The interactive statistics include Built-Up Area and Average Population Density of Built-Up Area. The density measures chosen focus on comparing urban areas and do not include areas of unpopulated land such as deserts and mountains. That is why for example that Saudi Arabia is recorded as having a higher population density than the Netherlands, because the built-up area of Saudia Arabia has a higher density of people despite the country including the vast Arabian Desert.
The city statistics on this website use the urban centre boundaries 2015 from GHSL. It is very clear from the GHSL data that there is diverse hierarchy of urban settlements at different scales, and setting boundaries influences statistical results. More advanced statistics with multiple boundaries could be calculated using GHSL but have not been developed here beyond the combination of national and urban centre statistics.
It should be borne in mind that the density classification and data scale used in the map influences its appearance. The classification used is non-linear (see map key top left), so the lower density classes represent changes of hundreds of people per square km, while the top classes represent changes of tens of thousands.
The scale of the underlying data is also important. The GHSL population data is available at 1km and 250m scales, and both layers are used here at different zoom levels. You can see the change in detail, with for example low density rural areas fragmenting into medium density towns and villages when switching between the 1km and 250m level of detail, particularly in countries with extensive rural populations like India.
Finally the map is influenced by the map projection used, which in this case the problematic Web Mercator projection, which shrinks the area of countries near the equator.
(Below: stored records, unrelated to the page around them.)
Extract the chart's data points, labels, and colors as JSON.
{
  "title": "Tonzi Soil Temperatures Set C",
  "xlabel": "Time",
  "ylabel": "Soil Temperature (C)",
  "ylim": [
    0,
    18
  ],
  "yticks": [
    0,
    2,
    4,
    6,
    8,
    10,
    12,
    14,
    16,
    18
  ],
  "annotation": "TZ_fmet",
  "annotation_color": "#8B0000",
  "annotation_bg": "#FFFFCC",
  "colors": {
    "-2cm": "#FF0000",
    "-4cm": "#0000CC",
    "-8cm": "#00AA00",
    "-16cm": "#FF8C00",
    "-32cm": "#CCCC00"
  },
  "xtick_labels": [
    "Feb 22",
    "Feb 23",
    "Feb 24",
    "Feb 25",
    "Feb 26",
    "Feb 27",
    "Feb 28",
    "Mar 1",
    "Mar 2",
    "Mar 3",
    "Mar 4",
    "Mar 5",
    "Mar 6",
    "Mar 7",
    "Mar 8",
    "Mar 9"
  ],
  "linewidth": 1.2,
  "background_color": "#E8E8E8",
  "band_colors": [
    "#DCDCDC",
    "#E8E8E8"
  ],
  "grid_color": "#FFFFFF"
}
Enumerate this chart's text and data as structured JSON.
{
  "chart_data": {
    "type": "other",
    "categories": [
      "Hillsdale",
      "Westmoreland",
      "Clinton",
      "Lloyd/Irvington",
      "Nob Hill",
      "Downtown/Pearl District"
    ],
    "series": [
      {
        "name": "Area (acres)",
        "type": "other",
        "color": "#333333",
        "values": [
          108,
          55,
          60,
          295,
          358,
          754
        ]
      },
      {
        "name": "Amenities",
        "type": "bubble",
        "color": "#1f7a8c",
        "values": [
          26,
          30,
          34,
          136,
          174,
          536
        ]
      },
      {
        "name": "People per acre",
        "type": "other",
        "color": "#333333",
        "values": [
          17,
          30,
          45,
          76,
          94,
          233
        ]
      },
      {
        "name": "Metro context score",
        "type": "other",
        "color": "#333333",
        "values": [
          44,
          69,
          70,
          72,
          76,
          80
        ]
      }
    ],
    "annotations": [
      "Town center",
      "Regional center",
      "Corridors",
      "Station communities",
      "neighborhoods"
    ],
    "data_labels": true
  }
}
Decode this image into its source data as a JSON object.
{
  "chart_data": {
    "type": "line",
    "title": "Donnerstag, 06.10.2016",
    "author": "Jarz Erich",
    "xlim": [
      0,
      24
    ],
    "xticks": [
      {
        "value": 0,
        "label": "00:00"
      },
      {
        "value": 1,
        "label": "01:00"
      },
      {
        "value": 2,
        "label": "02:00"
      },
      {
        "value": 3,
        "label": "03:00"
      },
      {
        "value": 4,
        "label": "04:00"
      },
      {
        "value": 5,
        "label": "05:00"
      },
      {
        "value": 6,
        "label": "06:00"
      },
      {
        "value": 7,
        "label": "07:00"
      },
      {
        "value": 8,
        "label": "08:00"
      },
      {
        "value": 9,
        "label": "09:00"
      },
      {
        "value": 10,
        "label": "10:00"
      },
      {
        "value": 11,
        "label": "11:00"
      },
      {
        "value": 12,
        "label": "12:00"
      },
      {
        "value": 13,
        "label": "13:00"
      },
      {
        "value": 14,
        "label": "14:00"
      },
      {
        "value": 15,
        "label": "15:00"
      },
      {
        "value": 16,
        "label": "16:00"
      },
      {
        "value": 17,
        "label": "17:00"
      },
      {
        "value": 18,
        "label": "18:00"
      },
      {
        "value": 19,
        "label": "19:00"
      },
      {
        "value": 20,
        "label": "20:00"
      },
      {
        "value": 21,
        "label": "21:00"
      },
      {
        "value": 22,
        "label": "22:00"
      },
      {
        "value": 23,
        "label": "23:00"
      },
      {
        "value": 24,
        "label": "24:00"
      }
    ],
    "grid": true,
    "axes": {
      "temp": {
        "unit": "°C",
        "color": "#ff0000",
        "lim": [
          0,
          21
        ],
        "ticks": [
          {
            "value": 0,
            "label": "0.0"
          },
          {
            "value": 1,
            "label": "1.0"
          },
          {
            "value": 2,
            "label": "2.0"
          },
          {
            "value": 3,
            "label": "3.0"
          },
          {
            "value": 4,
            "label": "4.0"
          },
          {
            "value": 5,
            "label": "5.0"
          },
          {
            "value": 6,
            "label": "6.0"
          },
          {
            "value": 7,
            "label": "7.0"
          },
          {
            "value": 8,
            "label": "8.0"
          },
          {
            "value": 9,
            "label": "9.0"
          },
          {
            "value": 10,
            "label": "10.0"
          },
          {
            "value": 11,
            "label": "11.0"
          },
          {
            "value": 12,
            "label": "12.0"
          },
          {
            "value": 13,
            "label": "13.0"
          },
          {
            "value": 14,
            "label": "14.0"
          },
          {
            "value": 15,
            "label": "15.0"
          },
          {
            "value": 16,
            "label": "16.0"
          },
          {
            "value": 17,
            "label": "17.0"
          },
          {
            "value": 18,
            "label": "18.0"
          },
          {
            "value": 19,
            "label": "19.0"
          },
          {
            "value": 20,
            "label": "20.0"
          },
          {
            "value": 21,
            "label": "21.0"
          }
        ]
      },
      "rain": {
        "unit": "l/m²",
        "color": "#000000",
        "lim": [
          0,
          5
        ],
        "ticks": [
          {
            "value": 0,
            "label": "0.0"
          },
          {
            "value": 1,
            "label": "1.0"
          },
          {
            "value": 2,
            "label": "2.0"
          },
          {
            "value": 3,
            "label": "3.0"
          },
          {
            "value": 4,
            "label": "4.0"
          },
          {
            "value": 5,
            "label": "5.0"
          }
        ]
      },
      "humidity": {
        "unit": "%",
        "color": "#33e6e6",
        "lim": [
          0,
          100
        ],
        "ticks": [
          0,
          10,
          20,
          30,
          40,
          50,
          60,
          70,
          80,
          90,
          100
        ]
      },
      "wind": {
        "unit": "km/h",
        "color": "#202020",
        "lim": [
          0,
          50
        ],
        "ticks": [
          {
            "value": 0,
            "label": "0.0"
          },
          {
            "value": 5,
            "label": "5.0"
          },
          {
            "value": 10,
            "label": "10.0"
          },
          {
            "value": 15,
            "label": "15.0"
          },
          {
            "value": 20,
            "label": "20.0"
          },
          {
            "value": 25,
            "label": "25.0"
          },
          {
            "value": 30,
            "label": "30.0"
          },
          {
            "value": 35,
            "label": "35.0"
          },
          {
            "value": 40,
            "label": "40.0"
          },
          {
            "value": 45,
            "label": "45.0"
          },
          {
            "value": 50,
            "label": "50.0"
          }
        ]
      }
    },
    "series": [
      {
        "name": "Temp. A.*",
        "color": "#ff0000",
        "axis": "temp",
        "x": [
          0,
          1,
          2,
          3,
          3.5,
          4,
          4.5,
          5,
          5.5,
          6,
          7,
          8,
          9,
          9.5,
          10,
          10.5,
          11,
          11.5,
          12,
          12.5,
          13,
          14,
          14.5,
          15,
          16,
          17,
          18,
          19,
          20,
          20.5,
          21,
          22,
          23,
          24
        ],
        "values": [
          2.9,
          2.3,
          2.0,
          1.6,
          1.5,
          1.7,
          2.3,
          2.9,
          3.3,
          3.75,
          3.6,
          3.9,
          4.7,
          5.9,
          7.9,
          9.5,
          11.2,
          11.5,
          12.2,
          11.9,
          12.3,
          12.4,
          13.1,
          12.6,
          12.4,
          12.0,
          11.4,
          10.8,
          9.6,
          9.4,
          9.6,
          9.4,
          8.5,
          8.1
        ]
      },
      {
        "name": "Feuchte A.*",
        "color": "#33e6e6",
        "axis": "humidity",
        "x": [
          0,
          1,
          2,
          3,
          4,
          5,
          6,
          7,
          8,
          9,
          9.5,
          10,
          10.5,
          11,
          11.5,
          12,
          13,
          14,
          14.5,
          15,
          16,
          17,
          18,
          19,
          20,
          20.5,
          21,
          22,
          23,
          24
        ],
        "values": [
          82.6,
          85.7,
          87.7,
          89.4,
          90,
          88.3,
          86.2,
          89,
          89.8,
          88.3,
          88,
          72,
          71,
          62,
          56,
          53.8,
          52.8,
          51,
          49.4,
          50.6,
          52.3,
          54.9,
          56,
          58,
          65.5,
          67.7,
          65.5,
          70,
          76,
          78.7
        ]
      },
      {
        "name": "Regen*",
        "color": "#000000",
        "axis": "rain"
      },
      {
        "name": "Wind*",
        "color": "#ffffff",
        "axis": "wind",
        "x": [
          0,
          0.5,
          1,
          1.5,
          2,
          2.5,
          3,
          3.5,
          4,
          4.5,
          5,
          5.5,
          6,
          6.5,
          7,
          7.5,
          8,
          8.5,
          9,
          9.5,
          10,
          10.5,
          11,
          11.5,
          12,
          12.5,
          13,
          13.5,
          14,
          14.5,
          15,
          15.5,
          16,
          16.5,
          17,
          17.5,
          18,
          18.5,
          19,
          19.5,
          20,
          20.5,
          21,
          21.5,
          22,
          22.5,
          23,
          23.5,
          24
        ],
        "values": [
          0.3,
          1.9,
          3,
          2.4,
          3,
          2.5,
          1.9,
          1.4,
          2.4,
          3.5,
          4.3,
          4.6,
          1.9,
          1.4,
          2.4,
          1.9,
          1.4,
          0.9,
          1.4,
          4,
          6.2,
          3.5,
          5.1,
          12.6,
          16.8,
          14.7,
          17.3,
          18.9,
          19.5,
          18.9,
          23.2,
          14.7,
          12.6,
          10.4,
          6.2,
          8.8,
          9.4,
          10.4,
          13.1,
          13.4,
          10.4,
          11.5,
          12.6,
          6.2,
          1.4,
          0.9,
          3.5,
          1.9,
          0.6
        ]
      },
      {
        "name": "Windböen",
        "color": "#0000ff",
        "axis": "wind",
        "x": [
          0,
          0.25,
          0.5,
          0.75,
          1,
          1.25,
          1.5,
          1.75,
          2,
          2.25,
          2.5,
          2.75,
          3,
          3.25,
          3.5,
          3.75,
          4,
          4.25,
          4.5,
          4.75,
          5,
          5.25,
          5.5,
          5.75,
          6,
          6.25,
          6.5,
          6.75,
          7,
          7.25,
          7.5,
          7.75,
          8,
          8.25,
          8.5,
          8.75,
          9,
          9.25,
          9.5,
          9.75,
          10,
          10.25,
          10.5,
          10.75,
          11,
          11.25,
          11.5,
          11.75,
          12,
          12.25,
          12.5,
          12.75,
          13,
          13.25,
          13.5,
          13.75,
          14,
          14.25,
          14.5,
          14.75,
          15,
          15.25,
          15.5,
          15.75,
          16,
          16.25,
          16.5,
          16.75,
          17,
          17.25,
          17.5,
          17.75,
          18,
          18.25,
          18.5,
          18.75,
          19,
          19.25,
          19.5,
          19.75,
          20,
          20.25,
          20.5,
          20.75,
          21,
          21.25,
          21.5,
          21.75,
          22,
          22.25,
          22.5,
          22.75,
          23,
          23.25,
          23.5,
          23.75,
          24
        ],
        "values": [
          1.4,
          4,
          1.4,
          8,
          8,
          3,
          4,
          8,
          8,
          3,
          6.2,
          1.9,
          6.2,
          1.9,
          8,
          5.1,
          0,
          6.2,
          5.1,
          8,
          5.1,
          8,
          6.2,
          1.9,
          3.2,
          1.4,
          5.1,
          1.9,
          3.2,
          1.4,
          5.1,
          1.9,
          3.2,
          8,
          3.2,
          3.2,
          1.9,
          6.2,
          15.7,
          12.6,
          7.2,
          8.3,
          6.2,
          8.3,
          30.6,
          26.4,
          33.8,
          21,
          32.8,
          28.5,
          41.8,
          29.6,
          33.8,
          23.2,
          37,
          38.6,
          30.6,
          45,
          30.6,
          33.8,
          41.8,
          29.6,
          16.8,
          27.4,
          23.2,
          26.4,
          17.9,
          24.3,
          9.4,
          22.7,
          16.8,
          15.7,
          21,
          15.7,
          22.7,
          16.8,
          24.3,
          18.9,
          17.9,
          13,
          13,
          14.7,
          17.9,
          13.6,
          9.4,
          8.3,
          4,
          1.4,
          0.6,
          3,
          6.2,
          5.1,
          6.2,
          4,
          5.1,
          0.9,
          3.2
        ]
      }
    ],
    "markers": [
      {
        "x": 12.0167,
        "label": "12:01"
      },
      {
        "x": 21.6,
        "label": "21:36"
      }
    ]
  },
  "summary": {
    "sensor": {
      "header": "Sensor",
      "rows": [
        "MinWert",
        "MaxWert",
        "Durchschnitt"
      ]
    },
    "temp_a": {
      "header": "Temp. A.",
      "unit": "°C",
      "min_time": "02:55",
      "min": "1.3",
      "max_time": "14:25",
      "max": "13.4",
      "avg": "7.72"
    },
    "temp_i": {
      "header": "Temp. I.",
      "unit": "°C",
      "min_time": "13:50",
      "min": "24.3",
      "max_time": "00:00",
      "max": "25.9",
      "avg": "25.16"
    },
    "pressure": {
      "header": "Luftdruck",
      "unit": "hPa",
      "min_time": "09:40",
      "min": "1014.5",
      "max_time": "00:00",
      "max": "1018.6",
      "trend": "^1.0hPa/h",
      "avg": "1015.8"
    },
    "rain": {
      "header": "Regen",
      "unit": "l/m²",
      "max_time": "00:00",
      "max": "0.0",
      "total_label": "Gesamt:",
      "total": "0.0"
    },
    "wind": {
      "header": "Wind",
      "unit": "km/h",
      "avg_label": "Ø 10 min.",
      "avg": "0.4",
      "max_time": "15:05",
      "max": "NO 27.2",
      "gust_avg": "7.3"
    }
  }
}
Note the statistics are all calculated using the original data projection (World Mollweide).
The GHSL is a brilliant dataset, but does inevitably have some limitations due to the mixed quality of the underlying remotely sensed data and census data. In some very remote areas you can see large flat areas of low density, due to the lack of high quality remotely sensed data, for example Nepal and North Western China.
Variable census data also affects the density results, particularly in relation to peak density measures. This is evident when comparing major European cities. High quality census data looks to have been available for France, Spain, the UK and most Scandinavian countries, with dense city centres clearly highlighted. However densities in German, Dutch and Italian cities seem to be too low, probably linked to only lower resolution census data being available. These countries do appear to be an exception however, and good quality data has been sourced for most of the globe.
This is the first major release of the GHSL data and it will likely be further improved in future releases.